Having gained a solid reputation as a military savant of the highest order, Rommel was promoted to Lieutenant General and placed in command of the newly formed Afrika Korps, which had been created with the intention of being sent to Libya to assist Italian troops struggling to cope with British advances into Axis territory in North Africa.
Ignoring orders to assume a defensive posture, Rommel immediately launched a lightning assault on the startled British forces and his Afrika Korps advanced rapidly, driving General Waverley out of his fortified position at Benghazi.
In an attempt to take advantage of the confusion that resulted from the fall of Benghazi, Rommel continued to press forward, driving the British before him and finally enveloping the enemy within Tobruk. Rommel place Tobruk under siege but met with stiff and resolute resistance from British and Australian soldiers.
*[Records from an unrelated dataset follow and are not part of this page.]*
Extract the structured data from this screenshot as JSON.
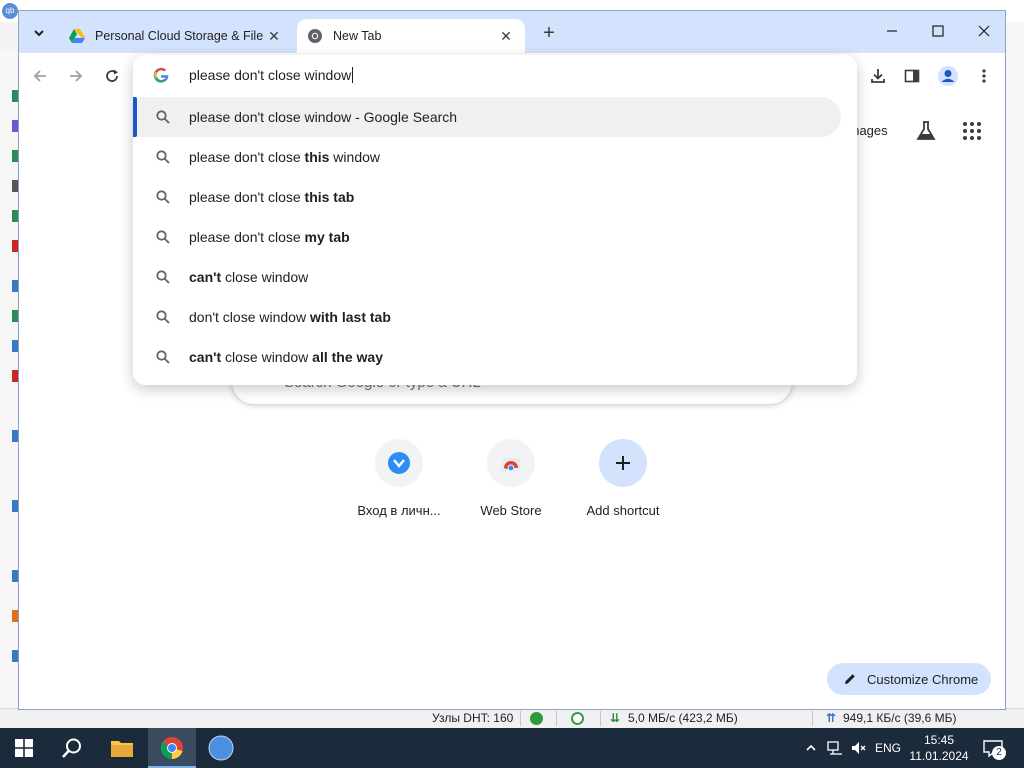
{
  "background_app": {
    "statusbar": {
      "dht": "Узлы DHT: 160",
      "download": "5,0 МБ/с (423,2 МБ)",
      "upload": "949,1 КБ/с (39,6 МБ)"
    }
  },
  "tabs": [
    {
      "title": "Personal Cloud Storage & File S",
      "icon": "google-drive-icon",
      "active": false
    },
    {
      "title": "New Tab",
      "icon": "chrome-icon",
      "active": true
    }
  ],
  "omnibox": {
    "input_value": "please don't close window",
    "suggestions": [
      {
        "plain": "please don't close window",
        "bold": "",
        "suffix": " - Google Search",
        "selected": true
      },
      {
        "plain": "please don't close ",
        "bold": "this",
        "suffix": " window",
        "selected": false
      },
      {
        "plain": "please don't close ",
        "bold": "this tab",
        "suffix": "",
        "selected": false
      },
      {
        "plain": "please don't close ",
        "bold": "my tab",
        "suffix": "",
        "selected": false
      },
      {
        "bold_first": "can't",
        "plain": " close window",
        "selected": false
      },
      {
        "plain": "don't close window ",
        "bold": "with last tab",
        "suffix": "",
        "selected": false
      },
      {
        "bold_first": "can't",
        "plain": " close window ",
        "bold": "all the way",
        "selected": false
      }
    ]
  },
  "ntp": {
    "images_link": "Images",
    "search_placeholder": "Search Google or type a URL",
    "shortcuts": [
      {
        "label": "Вход в личн...",
        "icon": "shield-v-icon"
      },
      {
        "label": "Web Store",
        "icon": "web-store-icon"
      },
      {
        "label": "Add shortcut",
        "icon": "plus-icon"
      }
    ],
    "customize_label": "Customize Chrome"
  },
  "taskbar": {
    "language": "ENG",
    "time": "15:45",
    "date": "11.01.2024",
    "notification_count": "2"
  },
  "colors": {
    "tabbar": "#d3e3fd",
    "selected_accent": "#1f55c9",
    "taskbar": "#1c2b3b"
  }
}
In June, 1941, Wavell launched an Allied counterattack, Operation Battleaxe, but was severely mauled by Rommel’s Afrika Corp. After that, Rommel notched up a string of victories, more often than not against vastly superior forces, including Tobruk, Gazala, and El Alamein. In the process, he not only earned a formidable reputation for personal bravery and strategic genius but also for gallantry and mercy, as he amply demonstrated when he sent medical supplies to New Zealand forces within the Allied lines.
With a lack of reinforcements and supplies hampering his ability to complete a knockout blow to the Allied forces in North Afrika, Rommel was forced to go on the defensive and then later pull out his remaining forces from the North African theatre.